Agatha Harkness' powers in the Marvel comics

In Marvel comics proper, Agatha Harkness is an old woman. An old, old woman. She's got memories stretching back 500 years before Atlantis sank, which Marvel's in-universe historians place around 10,500 BC. Basically, Harkness predates every known human civilization, and she's outlasted all of them. You know what they say: with age comes wisdom. And since wisdom is power for the magically inclined, essentially Harkness is powerful because of her age, but that's only part of the equation. She draws from three sources of magical power: her own personal well of energy, ambient magic that pervades the Marvel universe, and extra-dimensional energy that exists in entities and objects housed in tangential dimensions. These three sources give Harkness a near limitless source of power — but we're still not done.

In the Marvel universe, witches and warlocks rely on the Goddess of Witchcraft — even the Sorcerer Supreme is powerless without her. At one point in Marvel canon, the goddess was, for lack of a better term, killed by another supreme deity, Chaos. When Wanda Maximoff and the ghosts of her mother and Harkness resurrected the Goddess of Witchcraft, that act also resurrected Harkness herself. This could imply some special link between her and the goddess that goes far beyond what normal spell-casters experience, which could explain her power.

But there's an important point to consider about the Marvel Comics version of Agatha Harkness.

Agatha Harkness is not inherently evil in Marvel Comics

One crucial detail when considering Agatha Harkness through the lens of Marvel Comics: she's not a villain. Stay with us here.

It's true that witchcraft is traditionally associated with darkness. Those who deal in the macabre are typically considered evil; it's why the Salem Witch Trials were a real thing. But Marvel Comics makes it clear Harkness is anything but a baddie. "Agatha Harkness may be a lot of things, but inherently evil is not one of them," Stephanie Williams writes for Marvel. "Sure, she does things that may make you raise an eyebrow (or at first glance project villainous energy), but upon taking an in-depth look, it's not that black and white."

Not convinced? Consider this: Reed and Susan Richards of the Fantastic Four — Marvel Comics' answer to the first family — hired Agatha Harkness as a nanny. In 1970's Fantastic Four No. 94, they enlisted her to watch over their newborn son, Franklin Richards, and she was more than up to the task of defending the powerful infant from the Frightful Four.
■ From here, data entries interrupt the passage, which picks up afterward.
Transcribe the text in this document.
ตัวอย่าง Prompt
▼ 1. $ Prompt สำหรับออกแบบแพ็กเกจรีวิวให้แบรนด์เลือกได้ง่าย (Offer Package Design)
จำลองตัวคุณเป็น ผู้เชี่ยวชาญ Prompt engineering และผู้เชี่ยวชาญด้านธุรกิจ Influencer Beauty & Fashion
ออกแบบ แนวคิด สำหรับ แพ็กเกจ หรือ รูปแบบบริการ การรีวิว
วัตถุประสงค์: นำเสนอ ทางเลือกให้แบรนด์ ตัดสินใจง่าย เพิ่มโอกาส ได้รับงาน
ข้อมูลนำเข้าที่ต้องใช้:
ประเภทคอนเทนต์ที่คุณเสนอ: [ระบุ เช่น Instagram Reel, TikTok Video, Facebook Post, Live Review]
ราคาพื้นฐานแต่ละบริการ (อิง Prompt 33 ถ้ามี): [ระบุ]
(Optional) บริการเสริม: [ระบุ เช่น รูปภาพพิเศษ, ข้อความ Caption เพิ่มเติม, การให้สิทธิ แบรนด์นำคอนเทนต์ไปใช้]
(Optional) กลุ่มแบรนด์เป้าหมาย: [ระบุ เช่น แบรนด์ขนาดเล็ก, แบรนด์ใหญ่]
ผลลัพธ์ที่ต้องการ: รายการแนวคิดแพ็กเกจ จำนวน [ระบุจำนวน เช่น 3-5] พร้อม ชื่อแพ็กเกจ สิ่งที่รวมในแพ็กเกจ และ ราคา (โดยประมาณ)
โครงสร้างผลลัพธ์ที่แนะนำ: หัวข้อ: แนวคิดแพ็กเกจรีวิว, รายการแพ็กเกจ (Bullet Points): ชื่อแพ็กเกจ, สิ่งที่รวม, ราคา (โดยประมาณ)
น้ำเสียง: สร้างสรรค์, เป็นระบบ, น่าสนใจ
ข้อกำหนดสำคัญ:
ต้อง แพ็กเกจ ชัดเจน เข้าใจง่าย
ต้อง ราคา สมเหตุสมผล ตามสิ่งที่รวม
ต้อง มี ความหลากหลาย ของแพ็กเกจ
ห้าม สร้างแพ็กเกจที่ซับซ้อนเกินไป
On the other hand, Harkness did also kind of kidnap Franklin a few years later in Fantastic Four No. 185, but she needed his help to take down the despotic ruler of the New Salem magic community and she didn't really have time to ask for permission.

Of course, the as-seen-on-TV version of Agatha Harkness has definitely been cast in a villainous light so far. 

Agatha Harkness's powers on WandaVision

While most of Agatha Harkness' comic history is unaccounted for — there's a huge gap between 10,500 BC and the 1600s — it's implied that she's always been powerful. After all, she led the Salem witch coven before, during, and after the Salem Witch Trials. Conversely, the Marvel Cinematic Universe's Harkness had to struggle a bit for her powers, which came at a huge cost. During a flashback scene, WandaVision reveals that the MCU Harkness wasn't in charge of the Salem coven; her mother held that position. But even being the boss-witch's daughter didn't immunize Harkness from being charged with essentially stealing knowledge beyond her age and station and practicing "the darkest of magic." These crimes were punishable by death. Unfortunately, whatever Harkness did granted her powers she couldn't quite control, including the ability to seemingly reflect spells back at her executioners with fatal results.

This "darkest of magic" is clearly the source of Harkness' strength in WandaVision, but the magic's origin remains a mystery for now. Some WandaVision fan theories revolve around the Satan-stand-in Mephisto, so could he serve as Harkness' vile patron and the cradle of her abilities? If the "Agnes was Agatha all along" theory proved true, anything is possible.